IslamicMMLU is a comprehensive benchmark comprising 10,013 multiple-choice questions designed to evaluate Large Language Models (LLMs) across three core Islamic disciplines: Quran, Hadith, and Fiqh (jurisprudence). The study evaluates 26 models, with Gemini 3 Flash achieving a state-of-the-art (SOTA) average accuracy of 93.8% while revealing significant performance gaps across different model architectures and specializations.

TL;DR

The IslamicMMLU benchmark introduces 10,013 questions to stress-test LLMs on the Quran, Hadith, and Fiqh. While frontier models like Gemini 3 Flash achieve nearly 94% accuracy, the study uncovers a fascinating "intra-tradition" bias: models often lean toward specific Islamic schools of thought (Madhahib) without being prompted to do so. This work moves beyond simple "Arabic language" benchmarks to evaluate deep theological reasoning.

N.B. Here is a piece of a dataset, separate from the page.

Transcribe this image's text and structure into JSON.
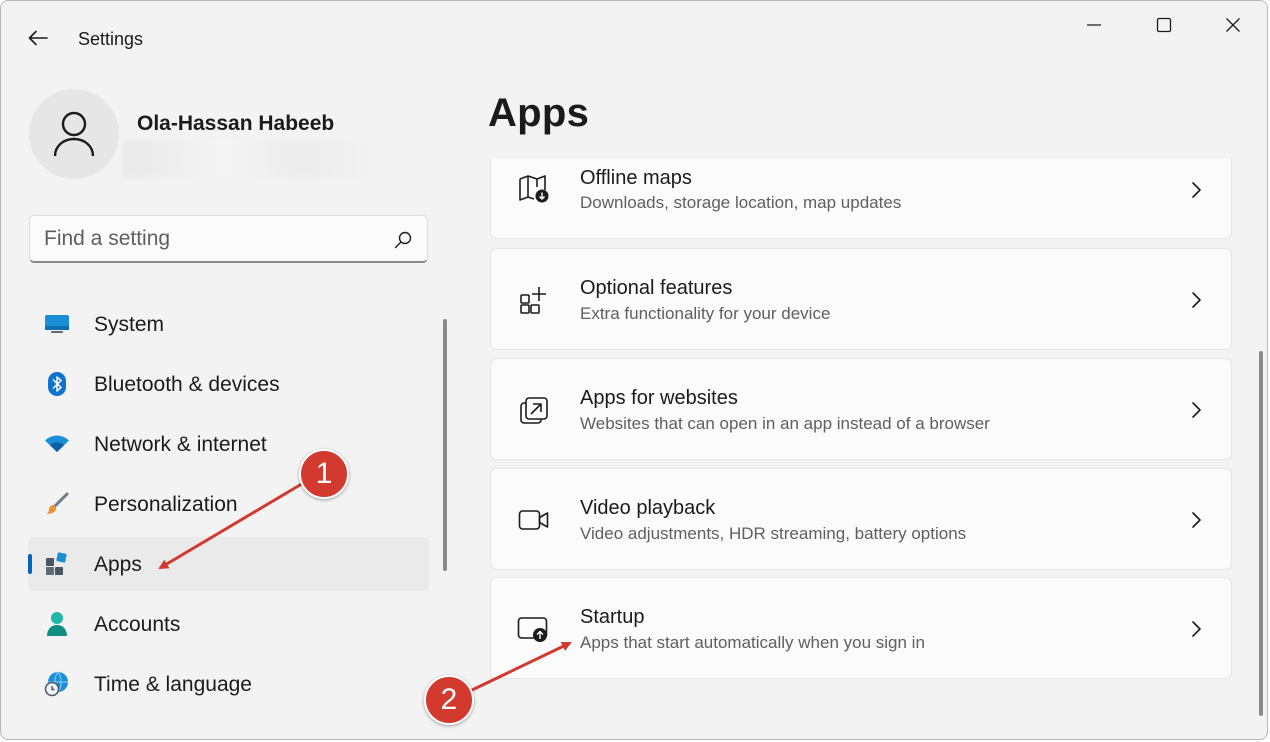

The "Pluralism Problem" in AI Evaluation

Most AI benchmarks operate on a binary truth value: an answer is either right or wrong. However, in Islamic Jurisprudence (Fiqh), an act might be "Recommended" in the Maliki school but "Obligatory" in the Hanbali school. Traditional evaluation metrics would penalize an LLM for providing a Maliki answer if the ground truth was Hanbali, even though both are valid.

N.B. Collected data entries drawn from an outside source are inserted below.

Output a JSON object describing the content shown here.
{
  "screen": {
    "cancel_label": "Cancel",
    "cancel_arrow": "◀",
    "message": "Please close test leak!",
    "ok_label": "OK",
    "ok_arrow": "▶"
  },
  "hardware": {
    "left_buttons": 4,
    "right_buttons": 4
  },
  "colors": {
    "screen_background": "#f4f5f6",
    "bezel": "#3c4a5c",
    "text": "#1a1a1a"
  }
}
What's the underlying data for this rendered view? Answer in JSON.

The authors argue that this gap leads to religious misinformation. If a user follows a specific school but the AI defaults to another, the AI is effectively "rewriting" the user's religious practice.

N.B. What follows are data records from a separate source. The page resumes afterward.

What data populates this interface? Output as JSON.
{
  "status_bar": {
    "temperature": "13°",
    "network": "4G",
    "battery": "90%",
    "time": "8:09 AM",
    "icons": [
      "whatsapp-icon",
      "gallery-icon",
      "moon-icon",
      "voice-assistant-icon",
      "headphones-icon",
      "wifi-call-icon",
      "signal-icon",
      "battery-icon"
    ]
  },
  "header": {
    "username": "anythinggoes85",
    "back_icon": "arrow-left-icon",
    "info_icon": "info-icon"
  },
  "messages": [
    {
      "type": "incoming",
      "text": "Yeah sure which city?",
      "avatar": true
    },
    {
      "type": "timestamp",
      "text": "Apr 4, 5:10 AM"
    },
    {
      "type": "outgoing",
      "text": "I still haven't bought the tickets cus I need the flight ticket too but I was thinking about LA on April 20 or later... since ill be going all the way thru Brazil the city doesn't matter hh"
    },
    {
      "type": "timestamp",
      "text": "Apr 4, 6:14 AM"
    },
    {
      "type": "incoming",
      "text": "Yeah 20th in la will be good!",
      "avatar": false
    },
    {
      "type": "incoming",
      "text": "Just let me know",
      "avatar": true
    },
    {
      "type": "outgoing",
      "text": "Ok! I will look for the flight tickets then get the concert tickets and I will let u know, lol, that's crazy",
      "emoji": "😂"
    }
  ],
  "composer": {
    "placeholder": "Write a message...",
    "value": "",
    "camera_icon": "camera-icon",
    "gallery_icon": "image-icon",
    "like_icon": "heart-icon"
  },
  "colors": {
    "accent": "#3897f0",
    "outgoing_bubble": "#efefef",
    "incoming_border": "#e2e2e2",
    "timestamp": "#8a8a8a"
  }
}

Methodology: Beyond Surface-Level Recall

The benchmark is split into three rigorous tracks, designed to prevent models from "cheating" via simple memorization:

  1. Quran Track: Focuses on contextual attribution and surah identification.
  2. Hadith Track: Critically, the researchers trimmed the Isnad (narrator chains). This forces the model to recognize the Hadith based on its content (matn) rather than just memorizing that "this narrator usually appears in Sahih Bukhari."
  3. Fiqh Track: Built using a multi-agent extraction pipeline to convert the massive encyclopedia "Jurisprudence According to the Four Schools" into a structured dataset.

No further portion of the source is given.